Explaining Access Modifiers with Example Code

We have discussed the theory about access modifiers in the previous note. This note will give you example code that will show some of the valid and invalid usages for members belonging to different access levels from same class, subclass in same package, subclass in another package and a non-subclass in another package.  

You may want to revise object oriented programming from http://javajee.com/beginning-object-oriented-programming-in-java, for understanding certain things within this note.

 

Accessing Members

There are two different ways through which we can access members of another class: through an object reference (normal usage) or through inheritance. Static members can be accessed also using the type (class) name.

Accessing through an object reference

You can create an object of the class and then access the members through the reference variable as:

MyParent p= new MyParent();  

System.out.println(p.myVar); 

Accessing through inheritance

Child class inherits the members of the parent class. The inherited members can then accessed just like any other member of the child class.

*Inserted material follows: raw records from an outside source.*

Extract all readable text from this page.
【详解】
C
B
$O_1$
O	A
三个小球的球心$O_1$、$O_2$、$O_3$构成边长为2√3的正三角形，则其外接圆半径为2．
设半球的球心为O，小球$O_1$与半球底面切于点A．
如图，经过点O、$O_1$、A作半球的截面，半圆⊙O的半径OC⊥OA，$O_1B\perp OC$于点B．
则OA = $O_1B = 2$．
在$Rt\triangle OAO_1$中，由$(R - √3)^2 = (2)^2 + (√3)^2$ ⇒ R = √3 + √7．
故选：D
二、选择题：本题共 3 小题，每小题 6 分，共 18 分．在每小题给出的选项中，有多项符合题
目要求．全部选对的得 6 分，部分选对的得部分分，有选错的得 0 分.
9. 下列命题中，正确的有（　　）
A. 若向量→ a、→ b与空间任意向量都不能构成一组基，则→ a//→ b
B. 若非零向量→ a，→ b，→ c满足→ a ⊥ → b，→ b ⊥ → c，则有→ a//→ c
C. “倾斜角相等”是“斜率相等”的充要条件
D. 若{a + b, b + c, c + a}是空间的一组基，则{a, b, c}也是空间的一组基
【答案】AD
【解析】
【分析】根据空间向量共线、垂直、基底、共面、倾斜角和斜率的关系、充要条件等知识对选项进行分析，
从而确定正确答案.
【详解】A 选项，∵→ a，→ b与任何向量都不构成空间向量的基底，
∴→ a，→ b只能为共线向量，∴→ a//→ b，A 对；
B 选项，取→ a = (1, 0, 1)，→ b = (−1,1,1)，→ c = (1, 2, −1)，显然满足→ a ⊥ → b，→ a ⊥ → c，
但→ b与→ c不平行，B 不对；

For instance if  myVar is an inherited variable, then I can access it within my class as:

System.out.println(myVar);

or create an object of the child class and access it as:

MyChild c = new MyChild(); 

System.out.println(c.myVar);

 

Example Code with Scenarios

Commented lines in red are not legal.

Base class: MyParent.java in package1

package package1;

 

public class MyParent {

  private int myPrivateVar = 1;

  int myDefaultVar = 2;

  protected int myProtectedVar = 3;

  public int myPublicVar = 4;

}

 

 

Case 1: Subclass in the same package

package package1;

 

public class MyChild extends MyParent {

 

  //Accessing through inheritance

  public void printInheritedVariables() {

    System.out.println(myPublicVar);

    System.out.println(myProtectedVar);

    System.out.println(myDefaultVar);

    // System.out.println(myPrivateVariable);

  }

 

  public static void main(String[] args) {

 

    MyParent p = new MyParent();

    //Accessing through object reference

    System.out.println(

          p.myPublicVar + "," 

        + p.myProtectedVar + ","

        + p.myDefaultVar

    // +","+p.myPrivateVariable

        );

 

    //Accessing inherited vars 

    //through child reference

    MyChild c = new MyChild();

    System.out.println(

          c.myPublicVar + "," 

        + c.myProtectedVar + ","

        + c.myDefaultVar

    // +","+c.myPrivateVariable

        );

  }

}

 

Case 2: Subclass in another package.

package package2;

 

import package1.MyParent;

 

public class MyChildAnother extends MyParent {

 

  // Accessing through inheritance

  public void printInheritedVariables() {

    System.out.println(myPublicVar);

    System.out.println(myProtectedVar);

    // System.out.println(myDefaultvariable);

    // System.out.println(myPrivateVariable);

  }

 

  public static void main(String[] args) {

 

    // Accessing through object reference

    MyParent p = new MyParent();

    System.out.println(

        p.myPublicVar

    // +","+p.myProtectedVar // work for static

    // +","+p.myDefaultVar

    // +","+p.myPrivateVar

        );

 

  // Accessing through object reference

    //Parent reference, child object

    MyParent p1 = new MyChildAnother();

    System.out.println(

        p1.myPublicVar

     //+","+p.myProtectedVar // work for static

    // +","+p.myDefaultVar

    // +","+p.myPrivateVar

        );

 

    //Accessing inherited vars 

    //through child reference

    MyChildAnother c = new MyChildAnother();

    System.out.println(c.myPublicVar + "," 

        + c.myProtectedVar

    // +","+c.myDefaultVar

    // +","+c..myPrivateVar

        );

  }

 

}

Inherited protected members in the child class cannot be accessed using as parent reference (even if referring to child object). 

Static protected members can be accessed in subclasses through:

  • class name

  • object reference (Parent or Child)

 

Case 3: Non subclass in another package

package package2;

 

import package1.MyParent;

 

class AnotherClass {

  public static void main(String[] args) {

 

    MyParent p = new MyParent();

    System.out.println(p.myPublicVar

    // +","+p.myProtectedVar

    // +","+p.myDefaultVar

    // +","+p.myPrivateVar

        );

 

    MyChildAnother c = new MyChildAnother();

    System.out.println(c.myPublicVar

    // +","+c.myProtectedVar

    // +","+c.myDefaultVar

    // +","+c.myPrivateVar

        );

 

  }

}

Protected members cannot be accessed from a non-subclass in another package. 

 

Summary

  1. Inherited protected members in the child class cannot be accessed using as parent reference (even if referring to child object). 

  2. Static protected members can be accessed in subclasses through:

    • class name

    • object reference (Parent or Child)

  3. Protected members cannot be accessed from a non-subclass in another package.